Of its two new couples — Erica Pereira and Joseph Gordon on Tuesday; Tiler Peck and Anthony Huxley on Saturday night — all were debuts except for Ms. Peck. While the tiny Ms. Pereira showed moments of breadth, she couldn’t sustain them; as the ballet progressed her skimming steps were more clipped than seamless.
But Mr. Gordon’s dancing was an unselfconscious delight, and in his solo, he was like a bird released from a cage. Mr. Huxley and Ms. Peck, more like brother and sister than lovers, were measured and clean; despite their understated sense of poetry, they never gelled as a couple in such a subtle, fragile ballet.
“Agon” had its problems, too. Its central pas de deux, created for Arthur Mitchell and Diana Adams, was intended for a black man and a white woman. In 1957 that was a statement, and, at least in the ballet world, it still is. Skin color is as much a part of “Agon” as its Stravinsky score. (And that could be expanded on: What would the pas de deux look like if a black woman danced it with a white man?) This time around, there were no dancers of color in either cast; Maria Kowroski performed opposite Adrian Danchig-Waring in one, and Teresa Reichlen with Mr. Finlay, in his debut, in the other.
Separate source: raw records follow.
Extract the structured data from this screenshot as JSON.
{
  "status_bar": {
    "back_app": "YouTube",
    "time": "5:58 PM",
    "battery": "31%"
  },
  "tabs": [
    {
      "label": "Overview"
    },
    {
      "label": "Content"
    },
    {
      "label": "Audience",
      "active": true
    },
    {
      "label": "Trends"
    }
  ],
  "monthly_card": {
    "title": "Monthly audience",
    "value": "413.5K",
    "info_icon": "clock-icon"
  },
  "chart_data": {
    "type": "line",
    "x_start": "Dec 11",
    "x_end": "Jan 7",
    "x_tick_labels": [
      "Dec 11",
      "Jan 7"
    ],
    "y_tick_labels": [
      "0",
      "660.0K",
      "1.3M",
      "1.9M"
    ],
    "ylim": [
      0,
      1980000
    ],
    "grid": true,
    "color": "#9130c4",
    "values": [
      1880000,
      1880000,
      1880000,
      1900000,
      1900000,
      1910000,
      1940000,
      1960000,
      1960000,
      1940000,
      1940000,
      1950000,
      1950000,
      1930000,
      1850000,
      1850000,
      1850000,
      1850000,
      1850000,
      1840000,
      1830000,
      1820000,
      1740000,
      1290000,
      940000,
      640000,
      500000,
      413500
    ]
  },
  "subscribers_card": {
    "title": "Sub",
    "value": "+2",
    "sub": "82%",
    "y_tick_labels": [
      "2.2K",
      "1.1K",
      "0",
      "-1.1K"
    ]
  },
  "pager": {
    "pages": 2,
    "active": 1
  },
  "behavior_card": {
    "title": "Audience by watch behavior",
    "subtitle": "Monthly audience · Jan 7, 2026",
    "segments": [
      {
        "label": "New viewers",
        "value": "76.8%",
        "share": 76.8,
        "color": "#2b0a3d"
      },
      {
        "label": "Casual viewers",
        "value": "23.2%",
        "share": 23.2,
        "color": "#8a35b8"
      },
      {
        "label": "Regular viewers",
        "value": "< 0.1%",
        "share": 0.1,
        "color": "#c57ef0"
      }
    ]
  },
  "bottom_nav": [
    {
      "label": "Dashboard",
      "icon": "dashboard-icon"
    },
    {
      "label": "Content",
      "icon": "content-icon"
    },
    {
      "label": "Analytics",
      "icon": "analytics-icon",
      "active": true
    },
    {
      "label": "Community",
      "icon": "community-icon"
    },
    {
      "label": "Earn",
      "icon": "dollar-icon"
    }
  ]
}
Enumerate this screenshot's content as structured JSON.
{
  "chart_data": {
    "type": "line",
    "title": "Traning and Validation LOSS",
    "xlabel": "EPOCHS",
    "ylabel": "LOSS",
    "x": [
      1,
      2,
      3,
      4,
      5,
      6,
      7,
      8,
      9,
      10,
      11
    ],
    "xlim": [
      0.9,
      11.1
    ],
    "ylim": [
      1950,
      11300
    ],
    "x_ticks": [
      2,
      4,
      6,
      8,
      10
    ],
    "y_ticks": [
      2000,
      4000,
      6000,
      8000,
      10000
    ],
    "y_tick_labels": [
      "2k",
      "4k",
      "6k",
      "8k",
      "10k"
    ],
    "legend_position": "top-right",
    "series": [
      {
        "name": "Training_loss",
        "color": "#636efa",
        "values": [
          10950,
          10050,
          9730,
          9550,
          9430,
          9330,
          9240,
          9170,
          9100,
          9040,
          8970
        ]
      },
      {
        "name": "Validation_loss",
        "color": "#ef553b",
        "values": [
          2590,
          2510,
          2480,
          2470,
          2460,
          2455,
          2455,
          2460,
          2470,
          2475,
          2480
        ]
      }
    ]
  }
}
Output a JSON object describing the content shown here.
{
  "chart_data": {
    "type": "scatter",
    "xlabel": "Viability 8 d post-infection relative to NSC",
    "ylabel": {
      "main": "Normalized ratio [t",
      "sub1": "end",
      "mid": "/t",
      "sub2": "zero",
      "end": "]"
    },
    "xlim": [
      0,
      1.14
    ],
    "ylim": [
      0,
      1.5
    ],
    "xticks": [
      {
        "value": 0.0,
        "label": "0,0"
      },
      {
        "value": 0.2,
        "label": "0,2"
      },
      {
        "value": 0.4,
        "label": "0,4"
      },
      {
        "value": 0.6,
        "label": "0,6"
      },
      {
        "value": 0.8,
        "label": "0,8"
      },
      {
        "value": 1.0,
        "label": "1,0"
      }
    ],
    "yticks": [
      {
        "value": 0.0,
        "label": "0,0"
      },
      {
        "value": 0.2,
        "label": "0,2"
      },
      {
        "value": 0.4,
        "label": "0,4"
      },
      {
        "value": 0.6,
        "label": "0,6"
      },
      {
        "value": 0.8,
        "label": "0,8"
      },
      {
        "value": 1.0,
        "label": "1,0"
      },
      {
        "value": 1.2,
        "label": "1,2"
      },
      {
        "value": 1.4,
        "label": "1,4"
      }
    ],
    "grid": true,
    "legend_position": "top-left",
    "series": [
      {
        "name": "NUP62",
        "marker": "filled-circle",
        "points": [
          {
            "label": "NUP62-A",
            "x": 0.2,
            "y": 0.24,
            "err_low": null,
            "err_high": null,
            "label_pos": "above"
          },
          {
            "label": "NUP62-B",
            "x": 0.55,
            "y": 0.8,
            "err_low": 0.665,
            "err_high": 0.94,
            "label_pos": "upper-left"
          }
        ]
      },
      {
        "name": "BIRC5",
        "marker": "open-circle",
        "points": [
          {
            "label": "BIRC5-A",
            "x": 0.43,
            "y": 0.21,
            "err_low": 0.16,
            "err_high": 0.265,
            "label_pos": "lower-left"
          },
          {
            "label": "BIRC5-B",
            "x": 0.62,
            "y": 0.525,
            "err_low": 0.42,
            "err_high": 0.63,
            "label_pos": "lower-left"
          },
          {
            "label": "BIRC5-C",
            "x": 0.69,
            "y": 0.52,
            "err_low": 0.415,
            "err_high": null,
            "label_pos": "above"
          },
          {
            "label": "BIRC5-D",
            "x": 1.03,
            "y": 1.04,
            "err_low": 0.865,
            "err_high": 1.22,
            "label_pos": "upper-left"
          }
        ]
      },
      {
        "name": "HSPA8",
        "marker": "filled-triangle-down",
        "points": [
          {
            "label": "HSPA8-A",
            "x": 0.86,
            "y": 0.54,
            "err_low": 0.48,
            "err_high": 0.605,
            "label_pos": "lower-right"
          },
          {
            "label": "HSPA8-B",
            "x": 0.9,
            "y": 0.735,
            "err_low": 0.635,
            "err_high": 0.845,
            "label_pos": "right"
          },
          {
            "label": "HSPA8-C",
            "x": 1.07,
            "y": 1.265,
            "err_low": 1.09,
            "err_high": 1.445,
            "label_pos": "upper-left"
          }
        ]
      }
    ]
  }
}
But that wasn’t the only reason the pas de deux was a shell of its actual self on Saturday night. Mr. Finlay moved stiffly and shakily from position to position with no sense of fortitude. Where was the tension between him and Ms. Reichlen? All that was left was the precariousness of their partnering, which was heart-stopping for all the wrong reasons.
The winter season left behind good memories too: Indiana Woodward’s heavenly debut as Juliet; Ms. Peck’s ravishing “Fall” in Jerome Robbins’s “The Four Seasons”; Peter Walker’s gangly-great dancing in “Agon”; the steady, rising star that is Ms. Phelan.
That list is far from complete. But what stuck out the most was the newfound brilliance of Adrian Danchig-Waring. There’s a patience in the way he holds his body that seems to stretch time. He’s so clear, so refined yet not quite of this world. Something has broken free in him, and it feels like a whiff of the spring to come.